Здесь они удивительным образом сходятся во взглядах со своими непримиримыми противниками — вождями правящей большевистской партии. Белые генералы, подобно своим визави, осознали огромную значимость морального духа армии для достижения полной победы над противником. Более того, они пришли к пониманию того, что здесь необходимы новые подходы к решению всего комплекса проблем в сфере, означенной выше, и того, что незыблемыми основами разработки концепции морального духа армии и его укрепления по-прежнему остаются идеи патриотизма и крепкой воинской дисциплины.
Однако на этом сходство во взглядах двух непримиримых противников на рассматриваемую проблему заканчиваются.
Специфика формирования вооруженных сил Белого движения в значительной степени обусловливала и особенности взглядов его военно-политических лидеров на проблему морального духа армии и его укрепления. Хотя и принцип преемственности идей в развитии в данной связи белыми вождями был сохранен, но серьезные коррективы в концептуальные построения по проблеме, означенной выше, были внесены.
Причем, данные коррективы коснулись, главным образом, внутреннего содержания составляющих концептуальных построений военно-политических лидеров по проблеме морального духа армии и его укрепления, а именно — идеи патриотизма и крепкой воинской дисциплины. В данные базисные идеи были внесли следующие коррективы:
1. Необходимость спасения России, гибнущей под «игом большевизма». Следовательно, идея патриотизма стала преломляться сквозь призму борьбы с внутренними врагами. Причем, не с врагами-бунтовщиками типа Стеньки Разина (который тоже, кстати, посягал на основы государства), а врагами, захватившими власть и заложившими основы новой государственности.

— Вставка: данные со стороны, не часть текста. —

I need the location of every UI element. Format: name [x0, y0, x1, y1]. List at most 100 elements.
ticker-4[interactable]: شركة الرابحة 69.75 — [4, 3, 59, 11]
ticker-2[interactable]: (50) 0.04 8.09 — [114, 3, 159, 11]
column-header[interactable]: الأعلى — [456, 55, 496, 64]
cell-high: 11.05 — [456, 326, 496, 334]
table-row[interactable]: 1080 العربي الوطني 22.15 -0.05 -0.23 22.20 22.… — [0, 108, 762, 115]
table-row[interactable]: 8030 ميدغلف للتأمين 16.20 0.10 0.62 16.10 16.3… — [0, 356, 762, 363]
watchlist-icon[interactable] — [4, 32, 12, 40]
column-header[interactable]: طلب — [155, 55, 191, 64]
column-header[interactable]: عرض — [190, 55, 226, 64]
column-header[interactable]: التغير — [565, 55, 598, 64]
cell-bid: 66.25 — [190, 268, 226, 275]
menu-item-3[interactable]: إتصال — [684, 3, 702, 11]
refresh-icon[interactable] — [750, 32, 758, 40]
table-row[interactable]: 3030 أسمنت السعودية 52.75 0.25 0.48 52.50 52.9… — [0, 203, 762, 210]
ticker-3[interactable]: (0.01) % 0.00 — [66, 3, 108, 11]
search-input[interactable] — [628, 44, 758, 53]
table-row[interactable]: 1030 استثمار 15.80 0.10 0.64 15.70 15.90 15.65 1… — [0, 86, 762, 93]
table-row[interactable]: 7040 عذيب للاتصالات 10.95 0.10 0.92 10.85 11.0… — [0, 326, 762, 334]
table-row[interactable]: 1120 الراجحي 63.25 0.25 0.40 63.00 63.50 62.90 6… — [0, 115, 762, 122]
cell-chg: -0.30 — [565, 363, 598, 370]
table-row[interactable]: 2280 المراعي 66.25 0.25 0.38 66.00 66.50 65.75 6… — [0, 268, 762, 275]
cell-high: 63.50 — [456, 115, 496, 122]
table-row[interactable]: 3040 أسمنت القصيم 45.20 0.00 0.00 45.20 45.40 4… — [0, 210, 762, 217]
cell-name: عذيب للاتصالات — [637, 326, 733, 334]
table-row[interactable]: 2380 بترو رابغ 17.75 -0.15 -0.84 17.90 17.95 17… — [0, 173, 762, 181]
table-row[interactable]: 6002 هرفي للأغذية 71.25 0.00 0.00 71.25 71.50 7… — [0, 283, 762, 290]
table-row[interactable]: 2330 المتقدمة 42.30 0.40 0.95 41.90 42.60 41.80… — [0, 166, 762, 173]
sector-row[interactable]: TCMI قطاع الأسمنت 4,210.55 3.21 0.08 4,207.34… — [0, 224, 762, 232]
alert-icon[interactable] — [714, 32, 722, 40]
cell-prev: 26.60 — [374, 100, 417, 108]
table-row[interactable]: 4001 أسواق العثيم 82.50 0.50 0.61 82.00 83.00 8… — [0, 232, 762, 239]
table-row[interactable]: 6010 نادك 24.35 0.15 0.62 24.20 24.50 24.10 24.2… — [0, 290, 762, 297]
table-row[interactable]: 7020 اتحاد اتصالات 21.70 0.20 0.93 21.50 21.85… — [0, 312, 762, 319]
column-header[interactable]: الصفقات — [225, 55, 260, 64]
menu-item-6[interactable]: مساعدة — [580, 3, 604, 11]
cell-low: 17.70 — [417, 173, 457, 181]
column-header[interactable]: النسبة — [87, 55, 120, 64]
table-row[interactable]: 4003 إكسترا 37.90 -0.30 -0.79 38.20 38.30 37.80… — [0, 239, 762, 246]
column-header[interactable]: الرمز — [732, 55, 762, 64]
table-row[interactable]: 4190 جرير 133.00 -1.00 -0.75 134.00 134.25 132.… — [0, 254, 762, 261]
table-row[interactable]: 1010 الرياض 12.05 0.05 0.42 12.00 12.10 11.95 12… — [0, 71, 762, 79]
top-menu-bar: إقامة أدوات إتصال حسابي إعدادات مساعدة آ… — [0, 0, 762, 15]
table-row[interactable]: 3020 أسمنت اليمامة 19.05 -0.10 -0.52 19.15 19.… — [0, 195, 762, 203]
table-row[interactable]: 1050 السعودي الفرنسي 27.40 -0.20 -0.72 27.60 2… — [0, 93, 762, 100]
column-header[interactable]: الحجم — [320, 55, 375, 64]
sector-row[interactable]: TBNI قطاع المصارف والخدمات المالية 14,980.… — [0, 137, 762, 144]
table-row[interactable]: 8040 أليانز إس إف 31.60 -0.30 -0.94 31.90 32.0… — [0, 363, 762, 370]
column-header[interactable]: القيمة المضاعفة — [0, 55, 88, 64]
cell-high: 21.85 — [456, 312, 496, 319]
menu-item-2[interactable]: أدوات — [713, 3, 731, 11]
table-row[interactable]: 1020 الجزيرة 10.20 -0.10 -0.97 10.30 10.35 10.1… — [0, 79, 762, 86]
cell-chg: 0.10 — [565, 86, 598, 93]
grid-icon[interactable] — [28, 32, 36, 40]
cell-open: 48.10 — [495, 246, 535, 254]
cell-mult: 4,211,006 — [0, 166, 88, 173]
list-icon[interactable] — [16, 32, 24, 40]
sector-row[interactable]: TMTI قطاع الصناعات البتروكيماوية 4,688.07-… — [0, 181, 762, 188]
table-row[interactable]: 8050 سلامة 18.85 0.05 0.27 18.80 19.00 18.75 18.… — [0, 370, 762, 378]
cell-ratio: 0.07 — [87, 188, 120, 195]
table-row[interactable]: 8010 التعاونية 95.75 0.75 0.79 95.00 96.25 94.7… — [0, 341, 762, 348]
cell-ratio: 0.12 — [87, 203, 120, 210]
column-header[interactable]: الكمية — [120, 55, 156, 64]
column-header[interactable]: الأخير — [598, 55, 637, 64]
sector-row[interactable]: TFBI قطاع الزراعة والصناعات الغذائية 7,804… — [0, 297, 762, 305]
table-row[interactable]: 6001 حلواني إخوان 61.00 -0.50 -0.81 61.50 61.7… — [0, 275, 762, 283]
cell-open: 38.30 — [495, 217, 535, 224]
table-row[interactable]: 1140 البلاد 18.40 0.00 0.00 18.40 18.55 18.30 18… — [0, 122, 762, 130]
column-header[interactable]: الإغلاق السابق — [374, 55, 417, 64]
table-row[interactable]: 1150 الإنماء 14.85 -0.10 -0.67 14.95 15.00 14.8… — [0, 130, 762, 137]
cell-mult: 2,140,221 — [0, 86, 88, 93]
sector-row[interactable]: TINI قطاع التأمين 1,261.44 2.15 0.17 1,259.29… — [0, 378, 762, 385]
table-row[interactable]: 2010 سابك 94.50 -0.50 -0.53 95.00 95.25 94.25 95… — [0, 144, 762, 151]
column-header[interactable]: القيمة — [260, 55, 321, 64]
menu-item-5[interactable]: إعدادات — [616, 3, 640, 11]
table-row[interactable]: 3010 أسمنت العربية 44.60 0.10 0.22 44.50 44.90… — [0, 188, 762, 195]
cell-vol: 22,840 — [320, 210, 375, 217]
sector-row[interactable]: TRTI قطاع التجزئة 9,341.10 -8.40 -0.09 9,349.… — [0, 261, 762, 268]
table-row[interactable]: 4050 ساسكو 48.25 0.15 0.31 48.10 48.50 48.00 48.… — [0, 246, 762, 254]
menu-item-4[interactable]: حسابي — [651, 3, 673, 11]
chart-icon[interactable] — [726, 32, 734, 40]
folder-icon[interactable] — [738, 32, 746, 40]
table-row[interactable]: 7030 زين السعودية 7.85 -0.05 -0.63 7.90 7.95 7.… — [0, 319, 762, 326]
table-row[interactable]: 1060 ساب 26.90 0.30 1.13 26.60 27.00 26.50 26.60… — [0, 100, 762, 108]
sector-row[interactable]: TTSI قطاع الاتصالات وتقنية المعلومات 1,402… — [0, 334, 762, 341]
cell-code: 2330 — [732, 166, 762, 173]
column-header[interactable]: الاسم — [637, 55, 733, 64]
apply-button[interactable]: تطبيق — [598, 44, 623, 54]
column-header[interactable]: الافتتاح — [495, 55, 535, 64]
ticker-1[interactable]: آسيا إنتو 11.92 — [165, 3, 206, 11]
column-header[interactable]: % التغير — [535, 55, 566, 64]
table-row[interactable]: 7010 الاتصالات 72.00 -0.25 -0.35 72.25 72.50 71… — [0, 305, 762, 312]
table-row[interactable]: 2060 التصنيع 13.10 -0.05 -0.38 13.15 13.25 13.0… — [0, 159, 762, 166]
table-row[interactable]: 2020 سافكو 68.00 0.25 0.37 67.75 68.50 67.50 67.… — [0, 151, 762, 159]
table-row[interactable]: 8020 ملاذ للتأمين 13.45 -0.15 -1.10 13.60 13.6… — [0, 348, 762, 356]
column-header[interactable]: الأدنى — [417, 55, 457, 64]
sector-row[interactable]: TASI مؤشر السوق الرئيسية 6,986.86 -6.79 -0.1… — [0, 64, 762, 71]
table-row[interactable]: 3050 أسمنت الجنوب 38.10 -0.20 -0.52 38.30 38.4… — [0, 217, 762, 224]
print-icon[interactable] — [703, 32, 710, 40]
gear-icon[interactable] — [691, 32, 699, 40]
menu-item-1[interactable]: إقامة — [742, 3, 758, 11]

2. Задача обоснования целесообразности помощи в белой борьбе в виде иностранной военной интервенции и того, что сложившееся положение не грозит суверенитету Отечества.
3. Наполнение сущности и содержания категории «воинская дисциплина» новым содержанием с учетом того, что:
—ядро белой армии составляли офицеры, занимавшие довольно часто должности рядовых;
— реалии, порожденные революцией, вынудили внести коррективы в общевоинские уставы, действовавшие в армии России императорской (суть изменений — демократизация взаимоотношений между военнослужащими);
— принцип комплектования армии на основе добровольчества сменился, в конечном итоге, принципом воинской обязанности.
Раздел 7
КТО ЖЕ КРИКНЕТ «В АТАКУ, УРА!»? ОРГАНИЗАЦИОННАЯ СТРУКТУРА УКРЕПЛЕНИЯ МОРАЛЬНОГО ДУХА КРАСНОЙ И БЕЛОЙ АРМИИ
Специфические условия складывания организационной структуры укрепления морального духа у красных. Основные субъекты структуры. Специфические условия складывания организационной структуры укрепления морального духа у белых. Основные субъекты структуры.
И комиссары в пыльных шлемах
Склонятся молча надо мной…
Б. Окуджава
Генерал Дроздовский твердо
Вел свой полк вперед, вперед…
Из марша Дроздовского полка
Опыт военной истории учит: любое государство прикладывает большие усилия, чтобы создать в вооруженных силах структуры, отвечающие за организацию деятельности по укреплению морального духа войск. Не явились исключением красные и белые в безумии братоубийства Гражданской войны. И у тех, и других складывалась и утверждалась определенная организационная структура, отвечавшая за состояние морального духа личного состава соединений и частей.